Storie di malattia e morte Lavia rispolvera Pirandello

A 150 anni dalla nascita del Nobel di Girgenti arriva al Parenti «L'uomo dal fiore in bocca»

Antonio Bozzo

Leggereste a un bambino, invece di Pinocchio, l'atto unico di Pirandello L'uomo dal fiore in bocca. Il fiore è un cancro dal «nome dolcissimo, più dolce d'una caramella. Epitelioma si chiama». A Gabriele Lavia, attore e regista tra i più importanti, quel testo veniva letto, magica cantilena, dalla nonna Carmela. «Sono sicuro che dall'aldilà nonna mi mette ogni sera una protettiva mano sulla spalla. A lei, siciliana di origini spagnole, devo la passione per il teatro. Mi leggeva Pirandello da libri veri, cuciti, con odore di libro, non come quelli di oggi che si sfaldano appena li apri. Il lieve accento siciliano che uso è un omaggio a lei».

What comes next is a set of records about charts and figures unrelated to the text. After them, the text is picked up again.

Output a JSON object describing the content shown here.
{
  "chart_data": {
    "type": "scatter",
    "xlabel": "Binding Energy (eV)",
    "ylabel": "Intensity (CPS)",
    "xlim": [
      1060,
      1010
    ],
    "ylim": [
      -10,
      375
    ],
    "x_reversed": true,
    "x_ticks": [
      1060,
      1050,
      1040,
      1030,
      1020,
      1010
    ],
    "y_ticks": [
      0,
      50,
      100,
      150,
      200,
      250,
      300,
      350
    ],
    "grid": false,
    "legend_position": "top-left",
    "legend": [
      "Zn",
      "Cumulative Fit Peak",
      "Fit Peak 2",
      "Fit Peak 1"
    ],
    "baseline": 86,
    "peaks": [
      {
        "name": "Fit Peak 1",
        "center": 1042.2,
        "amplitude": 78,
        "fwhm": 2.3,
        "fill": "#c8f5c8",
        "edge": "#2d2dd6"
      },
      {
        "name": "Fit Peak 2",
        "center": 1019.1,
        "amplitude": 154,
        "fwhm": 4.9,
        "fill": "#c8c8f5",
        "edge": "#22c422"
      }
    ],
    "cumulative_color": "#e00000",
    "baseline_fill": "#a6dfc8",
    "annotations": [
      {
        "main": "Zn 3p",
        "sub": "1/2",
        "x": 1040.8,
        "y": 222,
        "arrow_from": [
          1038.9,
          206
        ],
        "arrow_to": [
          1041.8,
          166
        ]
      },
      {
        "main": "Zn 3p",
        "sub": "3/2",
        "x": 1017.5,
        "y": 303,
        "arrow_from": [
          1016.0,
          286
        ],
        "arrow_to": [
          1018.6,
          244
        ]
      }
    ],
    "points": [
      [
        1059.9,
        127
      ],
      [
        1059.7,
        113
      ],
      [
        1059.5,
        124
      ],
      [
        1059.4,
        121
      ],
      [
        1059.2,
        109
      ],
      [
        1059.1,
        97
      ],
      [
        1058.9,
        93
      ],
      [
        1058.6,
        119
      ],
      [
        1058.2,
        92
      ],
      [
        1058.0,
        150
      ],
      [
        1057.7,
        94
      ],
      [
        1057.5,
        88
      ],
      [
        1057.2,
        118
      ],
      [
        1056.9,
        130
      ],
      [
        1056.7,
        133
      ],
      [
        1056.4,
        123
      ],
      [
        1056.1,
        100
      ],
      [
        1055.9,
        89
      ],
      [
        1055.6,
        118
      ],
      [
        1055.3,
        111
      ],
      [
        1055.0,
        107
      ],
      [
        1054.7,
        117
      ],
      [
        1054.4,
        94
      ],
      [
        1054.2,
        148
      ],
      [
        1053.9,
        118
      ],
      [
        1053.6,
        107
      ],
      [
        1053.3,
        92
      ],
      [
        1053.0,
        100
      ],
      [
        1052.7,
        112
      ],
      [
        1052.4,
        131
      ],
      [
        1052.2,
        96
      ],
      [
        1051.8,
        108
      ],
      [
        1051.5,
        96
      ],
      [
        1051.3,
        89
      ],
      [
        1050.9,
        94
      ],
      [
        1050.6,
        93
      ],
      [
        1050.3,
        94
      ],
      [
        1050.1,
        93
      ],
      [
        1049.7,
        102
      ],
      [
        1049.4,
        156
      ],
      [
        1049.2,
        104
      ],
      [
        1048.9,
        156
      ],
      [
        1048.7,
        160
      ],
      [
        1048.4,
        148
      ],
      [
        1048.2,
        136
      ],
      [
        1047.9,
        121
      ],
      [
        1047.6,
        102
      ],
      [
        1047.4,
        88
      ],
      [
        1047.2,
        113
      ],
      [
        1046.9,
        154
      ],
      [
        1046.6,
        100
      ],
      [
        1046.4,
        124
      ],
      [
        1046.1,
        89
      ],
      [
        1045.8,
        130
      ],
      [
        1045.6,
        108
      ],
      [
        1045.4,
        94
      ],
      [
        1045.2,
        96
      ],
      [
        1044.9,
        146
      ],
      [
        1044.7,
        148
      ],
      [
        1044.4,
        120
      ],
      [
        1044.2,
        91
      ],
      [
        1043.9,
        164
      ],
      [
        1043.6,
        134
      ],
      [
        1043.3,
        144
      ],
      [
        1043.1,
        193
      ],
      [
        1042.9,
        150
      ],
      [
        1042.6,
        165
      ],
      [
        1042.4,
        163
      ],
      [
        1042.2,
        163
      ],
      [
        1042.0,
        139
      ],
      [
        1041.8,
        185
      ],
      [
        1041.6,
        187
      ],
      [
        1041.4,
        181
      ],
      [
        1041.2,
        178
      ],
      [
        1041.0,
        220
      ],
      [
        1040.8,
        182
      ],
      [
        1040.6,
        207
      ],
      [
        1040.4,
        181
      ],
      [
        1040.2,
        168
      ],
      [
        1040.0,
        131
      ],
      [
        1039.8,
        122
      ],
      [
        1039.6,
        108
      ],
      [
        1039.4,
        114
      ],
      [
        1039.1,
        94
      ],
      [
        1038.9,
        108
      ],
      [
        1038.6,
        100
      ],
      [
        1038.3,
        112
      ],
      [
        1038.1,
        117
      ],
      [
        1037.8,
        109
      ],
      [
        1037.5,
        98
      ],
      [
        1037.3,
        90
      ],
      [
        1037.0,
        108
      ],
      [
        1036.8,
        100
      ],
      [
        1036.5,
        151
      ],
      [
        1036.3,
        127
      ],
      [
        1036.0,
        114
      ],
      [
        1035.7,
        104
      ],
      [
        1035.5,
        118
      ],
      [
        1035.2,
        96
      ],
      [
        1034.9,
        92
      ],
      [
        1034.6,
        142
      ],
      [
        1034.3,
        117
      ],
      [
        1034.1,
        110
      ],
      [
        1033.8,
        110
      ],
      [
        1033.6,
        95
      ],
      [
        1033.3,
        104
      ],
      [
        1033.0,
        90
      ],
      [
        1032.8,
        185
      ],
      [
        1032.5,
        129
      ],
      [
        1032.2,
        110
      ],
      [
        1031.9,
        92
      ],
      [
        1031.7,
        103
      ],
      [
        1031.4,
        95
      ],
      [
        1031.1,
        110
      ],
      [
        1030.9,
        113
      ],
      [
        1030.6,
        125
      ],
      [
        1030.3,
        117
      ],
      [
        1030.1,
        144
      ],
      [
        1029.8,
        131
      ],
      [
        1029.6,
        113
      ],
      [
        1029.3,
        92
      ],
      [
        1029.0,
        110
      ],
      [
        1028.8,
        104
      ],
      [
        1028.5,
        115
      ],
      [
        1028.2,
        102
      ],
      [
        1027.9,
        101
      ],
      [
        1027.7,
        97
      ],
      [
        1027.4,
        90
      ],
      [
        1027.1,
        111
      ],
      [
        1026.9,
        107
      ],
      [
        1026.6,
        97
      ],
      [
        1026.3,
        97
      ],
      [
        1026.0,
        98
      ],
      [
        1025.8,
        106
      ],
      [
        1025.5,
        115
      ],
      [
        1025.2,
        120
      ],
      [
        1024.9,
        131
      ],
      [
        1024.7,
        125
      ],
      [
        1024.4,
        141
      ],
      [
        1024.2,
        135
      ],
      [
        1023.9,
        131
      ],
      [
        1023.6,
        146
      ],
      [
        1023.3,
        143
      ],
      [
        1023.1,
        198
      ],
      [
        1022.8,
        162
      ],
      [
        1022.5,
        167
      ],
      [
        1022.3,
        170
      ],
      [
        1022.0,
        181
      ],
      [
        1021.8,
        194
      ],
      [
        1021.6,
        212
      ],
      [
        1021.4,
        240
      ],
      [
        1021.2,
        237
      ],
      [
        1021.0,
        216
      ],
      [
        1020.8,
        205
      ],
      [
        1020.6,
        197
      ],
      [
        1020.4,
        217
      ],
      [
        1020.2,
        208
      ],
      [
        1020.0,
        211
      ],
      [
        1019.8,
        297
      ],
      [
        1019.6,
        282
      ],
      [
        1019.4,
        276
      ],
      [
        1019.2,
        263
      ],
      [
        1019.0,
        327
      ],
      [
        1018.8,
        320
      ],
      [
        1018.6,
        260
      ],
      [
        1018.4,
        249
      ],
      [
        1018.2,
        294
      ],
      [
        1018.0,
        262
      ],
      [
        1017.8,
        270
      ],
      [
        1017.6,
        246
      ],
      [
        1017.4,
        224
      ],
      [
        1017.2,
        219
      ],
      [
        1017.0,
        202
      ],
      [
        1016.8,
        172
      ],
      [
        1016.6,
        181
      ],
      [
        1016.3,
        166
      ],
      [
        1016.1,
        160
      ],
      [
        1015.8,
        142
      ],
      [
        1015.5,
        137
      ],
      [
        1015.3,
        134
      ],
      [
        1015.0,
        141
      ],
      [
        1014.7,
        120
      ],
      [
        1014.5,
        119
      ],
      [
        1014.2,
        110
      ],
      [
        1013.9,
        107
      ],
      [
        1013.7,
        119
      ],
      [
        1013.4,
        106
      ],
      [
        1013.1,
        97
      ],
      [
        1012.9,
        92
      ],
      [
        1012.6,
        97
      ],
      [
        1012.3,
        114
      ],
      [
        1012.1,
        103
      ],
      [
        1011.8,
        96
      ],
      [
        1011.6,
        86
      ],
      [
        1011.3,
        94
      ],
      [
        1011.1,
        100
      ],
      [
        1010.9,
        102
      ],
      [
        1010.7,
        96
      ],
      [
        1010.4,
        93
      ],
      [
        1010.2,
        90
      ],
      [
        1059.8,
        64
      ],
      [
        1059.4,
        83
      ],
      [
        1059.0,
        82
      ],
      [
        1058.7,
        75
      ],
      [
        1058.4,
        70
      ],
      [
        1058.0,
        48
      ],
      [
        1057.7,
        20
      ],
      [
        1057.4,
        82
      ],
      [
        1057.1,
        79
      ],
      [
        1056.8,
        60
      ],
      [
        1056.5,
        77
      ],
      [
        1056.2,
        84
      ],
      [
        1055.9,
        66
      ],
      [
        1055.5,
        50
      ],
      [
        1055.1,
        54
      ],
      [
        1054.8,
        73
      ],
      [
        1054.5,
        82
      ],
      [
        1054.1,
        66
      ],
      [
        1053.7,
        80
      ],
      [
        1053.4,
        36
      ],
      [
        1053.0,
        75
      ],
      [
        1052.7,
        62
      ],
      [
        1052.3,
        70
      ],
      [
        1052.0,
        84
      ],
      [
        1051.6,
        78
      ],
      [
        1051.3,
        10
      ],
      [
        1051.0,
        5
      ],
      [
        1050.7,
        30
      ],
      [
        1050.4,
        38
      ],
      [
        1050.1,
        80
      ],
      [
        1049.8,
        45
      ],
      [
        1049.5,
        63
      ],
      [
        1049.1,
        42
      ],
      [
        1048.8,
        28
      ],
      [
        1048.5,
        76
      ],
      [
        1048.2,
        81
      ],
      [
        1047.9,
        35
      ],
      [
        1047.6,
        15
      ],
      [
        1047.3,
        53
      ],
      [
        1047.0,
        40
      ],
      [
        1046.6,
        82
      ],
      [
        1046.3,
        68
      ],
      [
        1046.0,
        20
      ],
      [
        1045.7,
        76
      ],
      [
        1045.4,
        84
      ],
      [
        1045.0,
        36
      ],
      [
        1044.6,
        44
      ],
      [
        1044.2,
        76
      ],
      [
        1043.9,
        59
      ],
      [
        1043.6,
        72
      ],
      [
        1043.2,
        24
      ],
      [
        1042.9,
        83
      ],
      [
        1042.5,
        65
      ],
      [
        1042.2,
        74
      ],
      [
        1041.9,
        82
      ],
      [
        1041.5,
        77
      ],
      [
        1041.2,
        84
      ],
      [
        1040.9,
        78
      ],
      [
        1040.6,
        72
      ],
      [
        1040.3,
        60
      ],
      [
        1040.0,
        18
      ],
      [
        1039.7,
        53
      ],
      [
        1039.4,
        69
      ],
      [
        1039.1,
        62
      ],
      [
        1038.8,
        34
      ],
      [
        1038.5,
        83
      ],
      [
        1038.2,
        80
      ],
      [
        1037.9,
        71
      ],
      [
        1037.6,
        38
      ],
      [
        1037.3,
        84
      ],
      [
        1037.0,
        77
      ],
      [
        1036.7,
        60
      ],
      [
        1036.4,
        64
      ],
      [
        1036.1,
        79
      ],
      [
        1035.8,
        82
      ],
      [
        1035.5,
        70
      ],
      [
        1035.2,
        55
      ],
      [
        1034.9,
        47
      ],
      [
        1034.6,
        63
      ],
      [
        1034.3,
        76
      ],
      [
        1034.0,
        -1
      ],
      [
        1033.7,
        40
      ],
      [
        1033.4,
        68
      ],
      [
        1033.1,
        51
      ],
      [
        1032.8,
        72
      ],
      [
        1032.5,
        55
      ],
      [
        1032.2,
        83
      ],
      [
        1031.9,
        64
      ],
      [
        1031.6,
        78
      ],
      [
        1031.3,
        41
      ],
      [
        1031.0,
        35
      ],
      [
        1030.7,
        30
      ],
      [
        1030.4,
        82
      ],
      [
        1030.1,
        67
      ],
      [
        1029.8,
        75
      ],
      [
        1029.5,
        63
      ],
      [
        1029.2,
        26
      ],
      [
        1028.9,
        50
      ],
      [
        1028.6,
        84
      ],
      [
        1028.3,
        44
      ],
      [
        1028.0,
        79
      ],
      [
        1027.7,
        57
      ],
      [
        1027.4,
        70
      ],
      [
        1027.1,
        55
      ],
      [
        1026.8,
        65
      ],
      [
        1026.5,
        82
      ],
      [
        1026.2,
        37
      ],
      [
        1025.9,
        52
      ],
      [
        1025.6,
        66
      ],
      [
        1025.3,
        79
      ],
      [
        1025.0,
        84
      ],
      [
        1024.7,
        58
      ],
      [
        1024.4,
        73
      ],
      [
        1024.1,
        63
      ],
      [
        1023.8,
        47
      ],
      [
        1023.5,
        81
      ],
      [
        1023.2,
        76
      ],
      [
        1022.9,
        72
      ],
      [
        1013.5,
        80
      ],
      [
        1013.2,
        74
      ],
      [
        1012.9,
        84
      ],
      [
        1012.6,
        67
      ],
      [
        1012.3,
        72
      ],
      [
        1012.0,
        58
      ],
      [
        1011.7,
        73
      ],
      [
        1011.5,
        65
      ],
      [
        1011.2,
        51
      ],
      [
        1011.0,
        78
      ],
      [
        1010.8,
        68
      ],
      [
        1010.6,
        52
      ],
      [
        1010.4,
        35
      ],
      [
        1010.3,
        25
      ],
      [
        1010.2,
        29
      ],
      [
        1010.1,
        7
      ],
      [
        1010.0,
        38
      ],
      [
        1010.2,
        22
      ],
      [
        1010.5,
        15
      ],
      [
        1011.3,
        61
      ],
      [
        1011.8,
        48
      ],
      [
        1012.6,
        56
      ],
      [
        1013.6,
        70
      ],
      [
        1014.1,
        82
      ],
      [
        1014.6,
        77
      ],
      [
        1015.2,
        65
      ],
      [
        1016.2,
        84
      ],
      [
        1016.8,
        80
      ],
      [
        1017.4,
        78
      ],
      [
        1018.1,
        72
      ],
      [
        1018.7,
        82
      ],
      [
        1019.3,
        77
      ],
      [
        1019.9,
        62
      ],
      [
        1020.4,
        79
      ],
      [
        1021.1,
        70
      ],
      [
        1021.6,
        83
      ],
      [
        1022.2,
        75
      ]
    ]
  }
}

Lavia da anni voleva mettere in scena L'uomo dal fiore in bocca, ora al Franco Parenti da mercoledì al 19. Lo dirige e interpreta, inserendo parti di altre novelle pirandelliane che affrontano gli stessi temi. «La morte e la donna. Pirandello li tratta ovunque, sono la sua ossessione. Il protagonista, sorpreso in una stazione ferroviaria, dialoga con un uomo qualunque, e viene disturbato da una donna che passa da lontano, figura fantasmatica e minacciosa. La donna è la sua malattia mortale, e lui riflette mentre la morte che gli ha messo il fiore in bocca aspetta di raccoglierlo, vittima come tutti gli esseri che ha falciato nel suo instancabile lavoro», dice Lavia.

«Quest'anno ricorrono i 150 dalla nascita dello scrittore di Girgenti. Non è il primo Pirandello che faccio, ne ho realizzati quattro. Resto convinto della sua grandezza assoluta. È da mettere vicino a Eschilo, Shakespeare, Ibsen, Cechov, Molière, Strindberg. Un massimo, non del Novecento, ma di tutti i tempi».

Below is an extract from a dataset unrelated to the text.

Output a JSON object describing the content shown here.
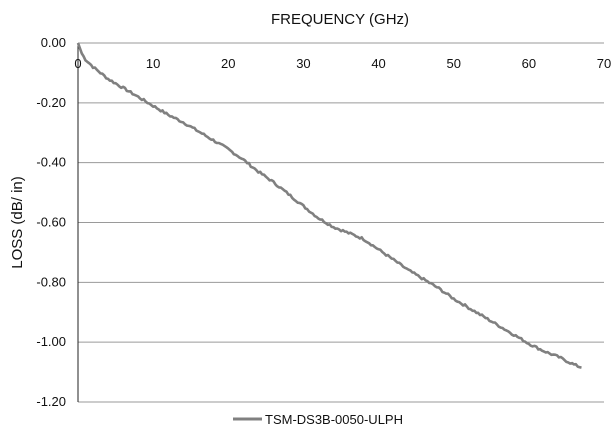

Sempre capito in Italia? «No, spesso travisato. Ricordo Giorgio Bassani che lo detestava. Lo vedeva messo in scena in una lingua salottiera post-liberty, trasformazione del dialetto borghese. I suoi drammi apparivano estenuati, falsi. Invece Pirandello è carnale, autentico. Non so se vale per tutti coloro che lo interpretano, per me è così». Che cosa pensa, Lavia, del teatro italiano? «Da noi non è come in Inghilterra, Giappone, Svezia, Olanda e altri paesi. Da noi il teatro è sopportato. Non vedo mai le persone che contano. Grandi intellettuali, politici di prim'ordine, industriali, banchieri. Altri sono i luoghi frequentati. Eppure facciamo teatro di qualità. Ma le regole di oggi e la scarsità di finanziamenti hanno trasformato i troppi attori in un manipolo di disoccupati. A parte una ventina di nomi conosciuti, il resto è fatto di precari, a volte anche di poco talento». Ed evoca gli ultimi versi della leopardiana A Silvia come spaventoso futuro del teatro («...

tu, misera, cadesti: e con la mano/ la fredda morte ed una tomba ignuda/ mostravi di lontano»). Per lui il palcoscenico è una felice condanna. «È la mia Marilyn. Vorrei essere giovane per rifare tutto quello che ho fatto».